To calculate the overall star rating and percentage breakdown by star, we don’t use a simple average. A chronicle of the past and a warning for our nuclear future, Chernobyl Prayer shows what it is like to bear witness, and remember in a world that wants you to forget. Beyond all the intensely painful experiences of the individual, there is a sub-plot, one whose all encompassing reach tells of the fate of an entire people whose homes lay within the contaminated zone, a people whose timeless and gentle existence was uprooted.What complicates the story is that Lyudmila is pregnant with their first child, and she knows that being with her husband will damage both herself and the baby. There is a depth and intensity to the suffering of those people affected by the Chernobyl disaster which Svetlana Alexievich has succeeded in capturing through her interviews. The author allows the words of those who lived, and many who still live, in the affected areas to tell their own story. People muse about mortality and time, quote Tolstoy and Andreyev, wonder about remembering and forgetting, and much more. At which point, when you consider the extent to which she has been traversing the irradiated landscape, you realise she has put herself on the line in a way very few authors ever do.

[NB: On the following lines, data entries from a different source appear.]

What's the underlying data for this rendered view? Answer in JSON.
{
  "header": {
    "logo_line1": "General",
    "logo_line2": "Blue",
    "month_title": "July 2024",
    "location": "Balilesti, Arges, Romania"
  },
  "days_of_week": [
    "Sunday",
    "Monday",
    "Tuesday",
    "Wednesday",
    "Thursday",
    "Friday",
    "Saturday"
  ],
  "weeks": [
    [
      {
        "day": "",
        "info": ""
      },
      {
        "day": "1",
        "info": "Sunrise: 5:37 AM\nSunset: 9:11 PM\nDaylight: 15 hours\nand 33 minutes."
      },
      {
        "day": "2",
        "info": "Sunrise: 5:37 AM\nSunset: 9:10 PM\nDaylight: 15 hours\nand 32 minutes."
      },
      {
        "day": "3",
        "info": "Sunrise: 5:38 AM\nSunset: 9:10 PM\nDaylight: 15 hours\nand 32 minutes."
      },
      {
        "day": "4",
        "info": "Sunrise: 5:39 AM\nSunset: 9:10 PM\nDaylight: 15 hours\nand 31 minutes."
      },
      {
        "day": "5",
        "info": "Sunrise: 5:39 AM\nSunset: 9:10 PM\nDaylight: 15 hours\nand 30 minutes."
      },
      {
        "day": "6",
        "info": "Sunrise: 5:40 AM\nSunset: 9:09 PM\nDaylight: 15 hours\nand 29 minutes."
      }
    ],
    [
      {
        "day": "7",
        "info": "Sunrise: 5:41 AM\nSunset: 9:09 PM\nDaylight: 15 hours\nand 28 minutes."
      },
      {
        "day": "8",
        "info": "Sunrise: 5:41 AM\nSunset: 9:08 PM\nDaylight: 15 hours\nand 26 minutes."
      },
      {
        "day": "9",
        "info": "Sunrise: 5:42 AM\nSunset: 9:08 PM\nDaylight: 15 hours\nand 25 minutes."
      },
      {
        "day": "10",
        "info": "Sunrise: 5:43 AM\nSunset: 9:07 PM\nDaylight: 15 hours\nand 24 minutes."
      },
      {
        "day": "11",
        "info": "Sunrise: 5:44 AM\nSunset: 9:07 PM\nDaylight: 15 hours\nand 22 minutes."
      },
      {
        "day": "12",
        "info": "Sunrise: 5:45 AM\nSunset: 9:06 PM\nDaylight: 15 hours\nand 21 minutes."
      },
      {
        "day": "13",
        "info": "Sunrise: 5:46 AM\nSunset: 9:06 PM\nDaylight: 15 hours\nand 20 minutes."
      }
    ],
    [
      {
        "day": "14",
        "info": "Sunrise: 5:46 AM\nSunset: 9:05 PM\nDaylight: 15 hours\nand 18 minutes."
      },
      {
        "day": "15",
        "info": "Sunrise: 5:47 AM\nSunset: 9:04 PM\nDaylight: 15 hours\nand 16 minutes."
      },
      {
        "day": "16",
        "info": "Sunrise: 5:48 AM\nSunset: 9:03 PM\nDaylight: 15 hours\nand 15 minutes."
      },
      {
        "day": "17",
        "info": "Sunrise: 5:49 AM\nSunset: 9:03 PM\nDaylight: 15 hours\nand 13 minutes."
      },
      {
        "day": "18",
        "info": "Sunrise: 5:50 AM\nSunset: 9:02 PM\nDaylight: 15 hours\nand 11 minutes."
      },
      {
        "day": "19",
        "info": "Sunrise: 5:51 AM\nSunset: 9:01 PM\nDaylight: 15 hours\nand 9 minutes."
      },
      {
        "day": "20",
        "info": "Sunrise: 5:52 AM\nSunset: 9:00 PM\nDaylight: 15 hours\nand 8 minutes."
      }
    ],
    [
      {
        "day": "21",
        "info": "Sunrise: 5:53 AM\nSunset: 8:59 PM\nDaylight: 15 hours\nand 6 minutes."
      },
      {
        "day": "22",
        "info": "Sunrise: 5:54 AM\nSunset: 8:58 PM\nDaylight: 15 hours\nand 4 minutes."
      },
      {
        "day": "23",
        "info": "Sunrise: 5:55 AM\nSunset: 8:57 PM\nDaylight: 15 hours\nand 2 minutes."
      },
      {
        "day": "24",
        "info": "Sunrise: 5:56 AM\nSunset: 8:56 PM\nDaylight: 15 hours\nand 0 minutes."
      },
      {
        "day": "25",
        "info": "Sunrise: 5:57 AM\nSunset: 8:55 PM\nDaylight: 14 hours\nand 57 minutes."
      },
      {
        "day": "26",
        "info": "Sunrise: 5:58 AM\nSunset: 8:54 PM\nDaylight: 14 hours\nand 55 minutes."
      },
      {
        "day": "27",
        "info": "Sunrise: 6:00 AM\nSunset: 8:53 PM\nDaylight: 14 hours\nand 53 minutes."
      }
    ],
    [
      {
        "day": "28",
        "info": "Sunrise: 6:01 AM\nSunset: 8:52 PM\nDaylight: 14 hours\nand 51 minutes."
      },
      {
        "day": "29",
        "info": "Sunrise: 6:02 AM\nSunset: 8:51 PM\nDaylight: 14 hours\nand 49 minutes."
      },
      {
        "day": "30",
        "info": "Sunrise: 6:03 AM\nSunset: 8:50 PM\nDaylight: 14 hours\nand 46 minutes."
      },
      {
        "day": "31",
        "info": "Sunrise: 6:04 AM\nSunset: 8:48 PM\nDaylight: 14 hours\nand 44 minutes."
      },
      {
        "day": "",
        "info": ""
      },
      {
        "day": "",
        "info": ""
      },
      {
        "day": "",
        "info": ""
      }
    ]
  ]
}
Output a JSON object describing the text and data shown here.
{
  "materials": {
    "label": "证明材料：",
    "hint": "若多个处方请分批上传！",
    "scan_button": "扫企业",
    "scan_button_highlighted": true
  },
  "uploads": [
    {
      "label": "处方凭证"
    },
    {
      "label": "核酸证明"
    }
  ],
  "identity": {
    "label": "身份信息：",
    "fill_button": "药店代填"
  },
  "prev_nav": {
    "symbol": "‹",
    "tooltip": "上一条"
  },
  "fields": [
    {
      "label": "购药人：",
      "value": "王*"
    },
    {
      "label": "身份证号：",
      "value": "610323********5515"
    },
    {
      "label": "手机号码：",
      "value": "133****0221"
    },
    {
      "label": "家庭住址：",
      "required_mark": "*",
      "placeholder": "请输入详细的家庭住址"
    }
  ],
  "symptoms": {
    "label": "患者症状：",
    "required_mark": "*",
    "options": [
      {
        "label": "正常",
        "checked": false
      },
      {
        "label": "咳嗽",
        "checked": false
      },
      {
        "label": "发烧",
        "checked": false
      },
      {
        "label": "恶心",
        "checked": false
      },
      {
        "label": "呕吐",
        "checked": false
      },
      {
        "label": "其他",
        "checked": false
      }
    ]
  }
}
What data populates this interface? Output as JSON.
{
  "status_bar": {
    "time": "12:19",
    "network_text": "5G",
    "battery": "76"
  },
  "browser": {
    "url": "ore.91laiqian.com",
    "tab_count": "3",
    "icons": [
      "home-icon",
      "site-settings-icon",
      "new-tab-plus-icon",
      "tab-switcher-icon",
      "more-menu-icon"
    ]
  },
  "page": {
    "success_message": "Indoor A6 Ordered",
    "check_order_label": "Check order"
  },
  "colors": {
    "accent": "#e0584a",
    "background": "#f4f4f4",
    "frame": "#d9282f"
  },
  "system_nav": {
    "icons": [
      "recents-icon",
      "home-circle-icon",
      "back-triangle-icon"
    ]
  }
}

So she stays by his side, and she helps him through the fortnight it takes him to die, as his skin starts peeling off and all his colleagues die one by one. Alexievich interviewed more than 500 eyewitnesses, including firefighters, liquidators (members of the cleanup team), politicians, physicians, physicists, and ordinary citizens over a period of 10 years. Of illness, death, birth defects, the loss of loved ones, the way the disaster was not dealt with effectively and of the heroism of those who went in, trustingly, to try to stop the unbelievable being even worse.A true history of its people need be no more than the howls of despair of millions of voices, punctuated by moments of incredible tenderness, courage and grim humour. The real Chernobyl: HBO's hit miniseries is ending, and here's how its characters compare to their real-life counterparts". Some are experts like atomic scientists, doctors, politicians and engineers, but most are ordinary people who got caught up in the 1986 meltdown of the Chernobyl nuclear plant in northern Ukraine and the subsequent spread of radiation which, because of the wind direction, spread mostly across Belarus (23% of Belarus’s land is contaminated, the cancer rate has risen 74-fold, and only one person in 14 dies of old age). Men whose wives and children would come to share in the death, if not of life itself, but in the end of the hopes and dreams that make an ordinary existence one with some joy. I think it can be safely said that for the majority of Russians, over the greater part of recorded history, to have been born in that country has not been to draw one of the winning tickets in the lottery of life.